Em nome da sociedade
Há pouco mais de dois anos, quando o governo de São Paulo intentou cobrar um apoio compulsório da população para a TV Cultura por meio das contas de luz, o mundo quase desabou. E não era para menos: pagar por uma boa televisão pública depende do convencimento do usuário, mas sobretudo da formação de uma cultura, que envolve os três vértices: quem paga, quem faz uso do dinheiro e quem garante que essa transação seja não apenas limpa mas eficiente.

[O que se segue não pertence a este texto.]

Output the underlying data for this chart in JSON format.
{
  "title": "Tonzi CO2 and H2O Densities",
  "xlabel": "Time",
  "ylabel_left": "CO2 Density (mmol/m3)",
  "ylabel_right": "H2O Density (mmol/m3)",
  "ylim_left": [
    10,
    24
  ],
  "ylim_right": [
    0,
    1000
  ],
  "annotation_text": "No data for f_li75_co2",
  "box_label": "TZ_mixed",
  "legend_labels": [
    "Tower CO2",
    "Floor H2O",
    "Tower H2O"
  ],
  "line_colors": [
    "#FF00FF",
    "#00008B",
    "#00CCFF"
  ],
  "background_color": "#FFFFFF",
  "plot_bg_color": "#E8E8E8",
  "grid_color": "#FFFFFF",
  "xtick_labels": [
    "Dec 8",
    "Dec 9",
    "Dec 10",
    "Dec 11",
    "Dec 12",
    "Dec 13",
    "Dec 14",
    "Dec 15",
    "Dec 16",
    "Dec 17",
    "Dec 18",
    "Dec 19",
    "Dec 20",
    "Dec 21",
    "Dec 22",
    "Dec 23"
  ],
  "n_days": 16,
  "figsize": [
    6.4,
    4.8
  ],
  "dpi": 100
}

Uma televisão paga pela sociedade, administrada por ela e a seu serviço é, na verdade, uma utopia que depende da vontade política (mas não apenas dela) para acontecer. Neste momento, convivem no Brasil muitos modelos de televisão pública ? mantidas pela União, por governos estaduais, por universidades e sob forma de autarquias, fundações, organizações sociais, etc. Muitas outras estão sendo planejadas ou pelo menos anunciadas. Até mesmo o novo presidente da Riofilme, José Wilker, anunciou a montagem de uma nova rede de televisão do município, muito semelhante ao Canal Brasil, privado, que está na UTI; o município do Rio, por sua vez, já tem uma produtora, a Multirio, que desembarca sua programação em emissoras públicas e privadas. Tudo isso na mesma semana em que o Ministério da Cultura voltava a falar da TV Brasil, uma rede projetada para a distribuição de imagens brasileiras no exterior e que contaria com a participação de várias emissoras públicas.
Divagações à parte, o que todas as emissoras ditas públicas existentes tem em comum é a falta de capacidade para atuar econômica e politicamente desatreladas de quem está pagando as suas contas. O mesmo acontece, diga-se de passagem, no modelo privado. Num caso e no outro, a independência é diretamente proporcional à pulverização das fontes de receita. Por isso, aumenta na medida em que cresça a participação da sociedade nessas fontes.
Há uma estranha peculiaridade hoje na televisão brasileira, que permeia tanto o modelo privado quanto público: ela não é auto-suficiente para produzir ou comprar a programação que exibe ? e que vem a ser o único produto que está vendendo ao consumidor. Ressalvando de novo as poucas exceções, a televisão vale-se então de parcerias com modelos de produção que nem sempre guardam com ela a compatibilidade de gênios que se exige para um casamento bom ou pelo menos duradouro. Esta situação pode durar mais algum tempo, alguns anos talvez, mas não há dúvida que sua falência é irreversível. É como a velha história do otimista que está caindo do alto de um prédio e que na metade do caminho pensa: “Até aqui tudo bem”. Se isso é verdade para todo tipo de produção, é bastante claro que cresce exponencialmente e ganha contornos muito especiais para a produção jornalística.
A televisão deixa de ser um comércio ou um instrumento de propaganda para se transformar num serviço público no momento em que o público tem confiança em que isso possa acontecer ? e percebe que esteja acontecendo. O fato é que uma tensão análoga à que existe neste momento entre o governo britânico e a BBC simplesmente não seria viável hoje no Brasil. Saber disso já é um bom início. Fazer com que tal embate seja possível é um excelente objetivo a perseguir. Nem tanto pelos governos, é claro, mas pela sociedade, que é em nome de quem se está legislando.
Tony Blair e Gavyn Davies (o presidente da BBC) passarão. Mas o Estado britânico e a sua televisão pública irão sobreviver por muito tempo. Para alguma coisa a consciência disso há de servir.